I agree with that. If I’m in the shower and thinking about all the things I need to do before leaving my apartment, everything I need to do at work that day, and everything I need to do after work, I get stressed. And, I start wasting time because I’m contemplating everything while standing idle in the shower. It makes my commute suck. My day is shot at that point.
However, if I think about the one thing that excites me that day, or the one thing that needs to be critically nuanced, I am focused and can go about everything else with a clear head. It’s usually one little dam in your head that’s screwing everything up for you.
Meanwhile, Fred Wilson from Union Square Ventures echoes Paul’s idea in a great blog post about how he chips away at large problems by tackling them over time, little by little.
…once your brain starts working on a problem, it doesn’t stop. If you get your mind wrapped around a problem with a fair bit of time left to solve it, the brain will solve the problem subconsciously over time and one day you’ll sit down to do some more work on it and the answer will be right in front of you.
This is a very simple approach to simplifying your collective mental clutter. It’s also, essentially, the same approach to what philosophers call being mindful.
It’s really about practicing a deliberate commitment to doing one thing at a time — aka slowing down. I highly recommend these two Zen Habits blog posts on being mindful, and tips for quieting the mind.
These four approaches will ground you. They’ll make you feel “lighter” and more capable of accomplishing what you set out to do every single day. In essence, it comes down to distracting your mind, like Pascal said (being mindful and morning pages), and then letting your mind marinate on one thing at a time (top idea in your mind and your subconscious).
Other Methods
You can try to play games, like phone stacks, which is a collective group unplug for a short duration. Seems like a fun thing to try. I highly recommend going for long walks as a way of clearing the mind. Put the phone away. You don’t need to listen to music during a walk. Or, try using software to disable distractions. Not really a fan of this, though. I think you’d get more out of practicing the ideas above in the long run.

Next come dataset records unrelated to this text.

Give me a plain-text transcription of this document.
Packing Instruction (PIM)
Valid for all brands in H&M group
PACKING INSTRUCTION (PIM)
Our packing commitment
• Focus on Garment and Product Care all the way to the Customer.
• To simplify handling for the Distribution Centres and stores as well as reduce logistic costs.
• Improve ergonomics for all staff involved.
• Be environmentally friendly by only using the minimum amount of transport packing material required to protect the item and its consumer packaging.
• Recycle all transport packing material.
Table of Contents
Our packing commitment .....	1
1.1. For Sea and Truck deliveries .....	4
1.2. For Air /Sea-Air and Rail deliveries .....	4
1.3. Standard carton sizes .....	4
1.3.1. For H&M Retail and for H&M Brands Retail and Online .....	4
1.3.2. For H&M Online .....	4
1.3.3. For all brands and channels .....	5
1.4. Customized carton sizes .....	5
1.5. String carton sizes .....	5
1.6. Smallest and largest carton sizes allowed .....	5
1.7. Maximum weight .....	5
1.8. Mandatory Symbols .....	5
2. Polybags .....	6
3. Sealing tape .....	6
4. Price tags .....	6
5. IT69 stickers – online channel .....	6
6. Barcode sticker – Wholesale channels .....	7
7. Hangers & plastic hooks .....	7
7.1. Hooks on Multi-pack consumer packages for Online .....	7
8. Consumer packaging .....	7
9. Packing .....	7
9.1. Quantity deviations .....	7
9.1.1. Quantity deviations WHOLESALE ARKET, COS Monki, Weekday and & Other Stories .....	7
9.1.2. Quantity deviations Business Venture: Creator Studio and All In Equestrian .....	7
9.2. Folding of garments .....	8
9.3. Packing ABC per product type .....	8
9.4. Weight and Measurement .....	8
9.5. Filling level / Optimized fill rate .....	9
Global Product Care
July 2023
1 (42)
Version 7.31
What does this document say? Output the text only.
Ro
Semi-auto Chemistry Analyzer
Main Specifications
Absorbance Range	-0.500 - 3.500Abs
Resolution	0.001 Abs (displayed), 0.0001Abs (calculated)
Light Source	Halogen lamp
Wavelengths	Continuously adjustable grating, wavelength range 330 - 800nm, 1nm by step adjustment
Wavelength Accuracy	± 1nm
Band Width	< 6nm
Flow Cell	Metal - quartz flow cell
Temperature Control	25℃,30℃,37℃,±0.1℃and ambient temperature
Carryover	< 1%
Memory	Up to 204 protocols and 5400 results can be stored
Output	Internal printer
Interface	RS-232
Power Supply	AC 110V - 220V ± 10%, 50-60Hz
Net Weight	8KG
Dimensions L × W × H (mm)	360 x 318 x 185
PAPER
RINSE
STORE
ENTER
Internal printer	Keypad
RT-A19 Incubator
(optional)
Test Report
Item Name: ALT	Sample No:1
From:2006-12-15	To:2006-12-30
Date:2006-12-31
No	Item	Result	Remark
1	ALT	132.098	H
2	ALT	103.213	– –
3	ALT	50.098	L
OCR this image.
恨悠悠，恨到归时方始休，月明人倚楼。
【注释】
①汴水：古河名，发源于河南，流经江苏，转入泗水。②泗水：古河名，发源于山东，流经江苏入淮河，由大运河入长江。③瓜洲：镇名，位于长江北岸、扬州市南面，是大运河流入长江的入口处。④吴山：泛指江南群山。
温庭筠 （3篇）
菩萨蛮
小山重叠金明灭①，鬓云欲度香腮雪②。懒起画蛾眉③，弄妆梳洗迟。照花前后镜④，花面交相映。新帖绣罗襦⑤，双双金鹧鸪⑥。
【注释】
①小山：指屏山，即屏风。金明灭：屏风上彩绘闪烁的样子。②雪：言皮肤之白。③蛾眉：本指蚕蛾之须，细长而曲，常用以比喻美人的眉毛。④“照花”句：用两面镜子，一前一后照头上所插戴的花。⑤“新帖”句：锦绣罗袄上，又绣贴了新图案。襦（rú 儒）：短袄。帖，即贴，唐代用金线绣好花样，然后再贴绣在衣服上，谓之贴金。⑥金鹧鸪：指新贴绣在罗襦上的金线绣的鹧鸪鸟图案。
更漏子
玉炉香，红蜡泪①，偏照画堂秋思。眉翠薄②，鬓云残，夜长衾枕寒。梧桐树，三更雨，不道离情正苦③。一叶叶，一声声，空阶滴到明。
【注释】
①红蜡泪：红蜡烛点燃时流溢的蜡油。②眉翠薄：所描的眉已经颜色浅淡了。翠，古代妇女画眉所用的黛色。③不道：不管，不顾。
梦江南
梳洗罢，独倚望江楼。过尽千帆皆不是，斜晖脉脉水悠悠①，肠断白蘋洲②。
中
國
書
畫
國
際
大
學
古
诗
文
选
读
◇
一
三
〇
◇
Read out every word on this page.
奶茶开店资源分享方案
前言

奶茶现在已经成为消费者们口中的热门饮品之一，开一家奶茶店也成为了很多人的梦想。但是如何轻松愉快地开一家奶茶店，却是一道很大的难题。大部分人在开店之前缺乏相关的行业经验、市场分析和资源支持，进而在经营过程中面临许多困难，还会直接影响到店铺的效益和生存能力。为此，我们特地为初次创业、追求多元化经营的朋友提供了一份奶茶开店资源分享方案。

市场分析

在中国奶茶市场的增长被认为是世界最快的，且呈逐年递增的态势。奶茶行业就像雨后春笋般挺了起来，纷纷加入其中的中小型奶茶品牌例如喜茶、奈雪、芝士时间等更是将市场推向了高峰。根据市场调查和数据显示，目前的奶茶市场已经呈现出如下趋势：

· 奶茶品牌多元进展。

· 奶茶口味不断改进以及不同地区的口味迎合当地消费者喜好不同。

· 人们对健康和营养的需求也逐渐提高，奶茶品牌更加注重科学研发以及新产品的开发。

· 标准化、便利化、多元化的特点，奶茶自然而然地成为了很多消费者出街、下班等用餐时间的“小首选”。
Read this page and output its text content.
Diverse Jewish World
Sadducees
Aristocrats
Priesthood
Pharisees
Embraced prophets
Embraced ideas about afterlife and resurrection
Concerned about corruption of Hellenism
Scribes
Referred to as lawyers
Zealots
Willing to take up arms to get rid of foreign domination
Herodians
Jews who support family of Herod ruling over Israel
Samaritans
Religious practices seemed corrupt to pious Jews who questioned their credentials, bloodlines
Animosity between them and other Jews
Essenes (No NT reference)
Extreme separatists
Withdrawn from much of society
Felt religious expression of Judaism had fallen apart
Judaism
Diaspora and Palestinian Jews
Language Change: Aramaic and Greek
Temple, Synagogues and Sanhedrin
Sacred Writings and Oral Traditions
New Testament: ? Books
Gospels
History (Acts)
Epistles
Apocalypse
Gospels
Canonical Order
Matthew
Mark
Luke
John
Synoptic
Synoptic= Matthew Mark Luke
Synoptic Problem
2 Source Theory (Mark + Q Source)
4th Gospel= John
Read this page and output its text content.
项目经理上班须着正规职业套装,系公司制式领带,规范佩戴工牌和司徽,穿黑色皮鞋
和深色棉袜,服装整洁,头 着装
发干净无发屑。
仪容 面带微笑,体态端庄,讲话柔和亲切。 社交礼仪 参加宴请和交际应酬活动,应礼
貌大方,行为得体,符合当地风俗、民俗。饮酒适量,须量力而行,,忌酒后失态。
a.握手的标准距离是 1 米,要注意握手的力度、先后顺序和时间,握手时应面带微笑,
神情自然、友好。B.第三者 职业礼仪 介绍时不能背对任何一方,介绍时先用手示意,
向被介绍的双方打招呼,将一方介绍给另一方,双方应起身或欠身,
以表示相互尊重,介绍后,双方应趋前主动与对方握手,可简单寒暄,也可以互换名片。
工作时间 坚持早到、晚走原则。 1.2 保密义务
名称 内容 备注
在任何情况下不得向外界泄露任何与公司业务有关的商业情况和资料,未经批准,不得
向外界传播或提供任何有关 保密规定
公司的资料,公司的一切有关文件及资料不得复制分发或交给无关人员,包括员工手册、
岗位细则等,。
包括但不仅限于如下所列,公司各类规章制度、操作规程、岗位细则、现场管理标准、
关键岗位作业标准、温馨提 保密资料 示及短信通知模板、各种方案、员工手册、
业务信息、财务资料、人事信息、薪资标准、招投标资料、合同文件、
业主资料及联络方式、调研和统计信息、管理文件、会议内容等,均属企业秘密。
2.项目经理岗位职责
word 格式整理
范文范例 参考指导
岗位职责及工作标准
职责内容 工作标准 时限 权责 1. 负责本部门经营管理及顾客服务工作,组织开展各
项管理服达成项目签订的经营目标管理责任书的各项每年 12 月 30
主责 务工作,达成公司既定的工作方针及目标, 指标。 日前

There’s even a form of slow internet movement that takes a holistic approach to “making an effort to spend more quality time offline, re-thinking relationships on social networks, and finding ways to reduce the feeling of guilt about not checking one’s streams constantly” (via Big Think). Woof. That last bit was kind of heavy, admittedly.
Conclusion
Trying to fight against technology by trying to silence it is the same hopeless fight as trying to remain nostalgic for the “good old days” of vinyl records, muscle cars and “simpler times.” There’s a really interesting quote from David Weinberger, author of the new book ”Too Big to Know” on Salon.com about this conundrum of too much information:
Ask anybody who is in any of the traditional knowledge fields, and she or he will very likely tell you that the Internet has made them smarter. They couldn’t do their work without it; they’re doing it better than ever before, they know more; they can find more; they can run down dead ends faster than ever before. In the sciences and humanities, it’s hard to find somebody who claims the Internet is making him or her stupid, even among those who claim the Internet is making us stupid. And I believe this is the greatest time in human history.
It’s hard to disagree with that. So maybe we shouldn’t fight ourselves to have a love/hate relationship with technology. Or, to try and unplug as a way of reconnecting to something that we can never actually obtain. But, maybe we should embrace technology fully. Technology is a tool. You need to use the right tool, the right way to achieve the right results. Right now, we’re using a hammer to drill a screw.